I suspect the reason for not having an explicit 'deny' button is based on cost-benefit analysis. The benefits might be limited to 1. Improved user satisfaction, and 2. Minimise the risk that a user might accidentally click the confirmation link. But I suspect these aren't enough to outweigh the extra (arguably unnecessary) effort of implementing it.

That works in principle.

It does not seem to work in practice. I get a huge amount of daily email from various registered accounts with "unverified email". I assume somewhere on an ignored dashboard user sees a "unverified email" note, but it certainly does not, on average, stop the business from continued use of unverified email - and again, I've experienced this for small and large businesses alike.

> The role of email verification is as a simple check for whether the email entered is controlled by the user entering it. A non-reponse by the owner of the email implies denial

It doesn't, though, because services often have a limited pending verification state, and no negative exit from that state. If it actually implied denial, then at some time in the pending state without confirmation, it would enter a failure state (which would probably curtail most access until a new email was provided.) Even then, it would be desirable to allow the actual mail account owner to trigger a fast-denial rather than relying on a implied denial by timeout.

Facebook has "That's not me" after a failed login.
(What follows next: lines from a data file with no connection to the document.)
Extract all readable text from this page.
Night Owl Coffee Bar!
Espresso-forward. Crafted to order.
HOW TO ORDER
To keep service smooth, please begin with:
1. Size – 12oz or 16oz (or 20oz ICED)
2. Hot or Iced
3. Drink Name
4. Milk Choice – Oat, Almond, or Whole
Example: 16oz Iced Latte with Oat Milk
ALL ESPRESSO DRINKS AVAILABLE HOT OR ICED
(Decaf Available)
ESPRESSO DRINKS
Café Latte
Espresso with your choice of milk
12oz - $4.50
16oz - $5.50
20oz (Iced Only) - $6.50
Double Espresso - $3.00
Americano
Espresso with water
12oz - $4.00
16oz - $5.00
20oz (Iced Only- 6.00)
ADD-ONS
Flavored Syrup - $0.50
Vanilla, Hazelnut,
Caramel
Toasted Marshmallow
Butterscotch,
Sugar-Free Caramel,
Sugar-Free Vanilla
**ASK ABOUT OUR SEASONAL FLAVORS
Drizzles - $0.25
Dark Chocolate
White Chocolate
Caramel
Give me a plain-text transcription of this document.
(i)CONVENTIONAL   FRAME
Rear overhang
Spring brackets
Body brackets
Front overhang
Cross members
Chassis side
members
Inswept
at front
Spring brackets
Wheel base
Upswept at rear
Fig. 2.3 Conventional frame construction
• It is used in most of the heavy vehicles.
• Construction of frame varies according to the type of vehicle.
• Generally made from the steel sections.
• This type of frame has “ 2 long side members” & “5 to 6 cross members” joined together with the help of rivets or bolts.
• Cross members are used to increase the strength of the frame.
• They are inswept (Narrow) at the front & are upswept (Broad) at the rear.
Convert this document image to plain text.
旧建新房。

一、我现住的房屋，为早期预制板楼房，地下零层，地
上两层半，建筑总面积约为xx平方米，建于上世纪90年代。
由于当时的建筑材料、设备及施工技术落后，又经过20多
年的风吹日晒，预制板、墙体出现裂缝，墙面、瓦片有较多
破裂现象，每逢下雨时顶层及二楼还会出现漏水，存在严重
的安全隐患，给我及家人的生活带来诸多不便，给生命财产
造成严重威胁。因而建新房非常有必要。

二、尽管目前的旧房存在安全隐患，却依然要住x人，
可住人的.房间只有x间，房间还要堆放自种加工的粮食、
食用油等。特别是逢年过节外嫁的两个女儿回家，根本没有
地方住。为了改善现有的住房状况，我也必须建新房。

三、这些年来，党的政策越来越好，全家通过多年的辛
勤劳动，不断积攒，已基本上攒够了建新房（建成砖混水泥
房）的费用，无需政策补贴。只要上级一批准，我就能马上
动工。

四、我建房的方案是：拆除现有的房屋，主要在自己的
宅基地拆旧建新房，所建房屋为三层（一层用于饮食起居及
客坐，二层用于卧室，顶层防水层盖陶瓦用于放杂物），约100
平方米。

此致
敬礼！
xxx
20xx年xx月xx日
I think denying then triggers the original person/IP to be banned for a while.
Right, that's after a failed login for an existing account in steady state, when you get an email "Somebody tried to login, is that you?". Google etc do similar things.

I don't know if they have that on the initial signup and email verification though.

Marking the email as spam will report it to the company via a feedback loop mechanism and you should stop seeing emails within a day or two. Companies that have this set up correctly will take a spam complaint of a verification email as a deactivation of the account.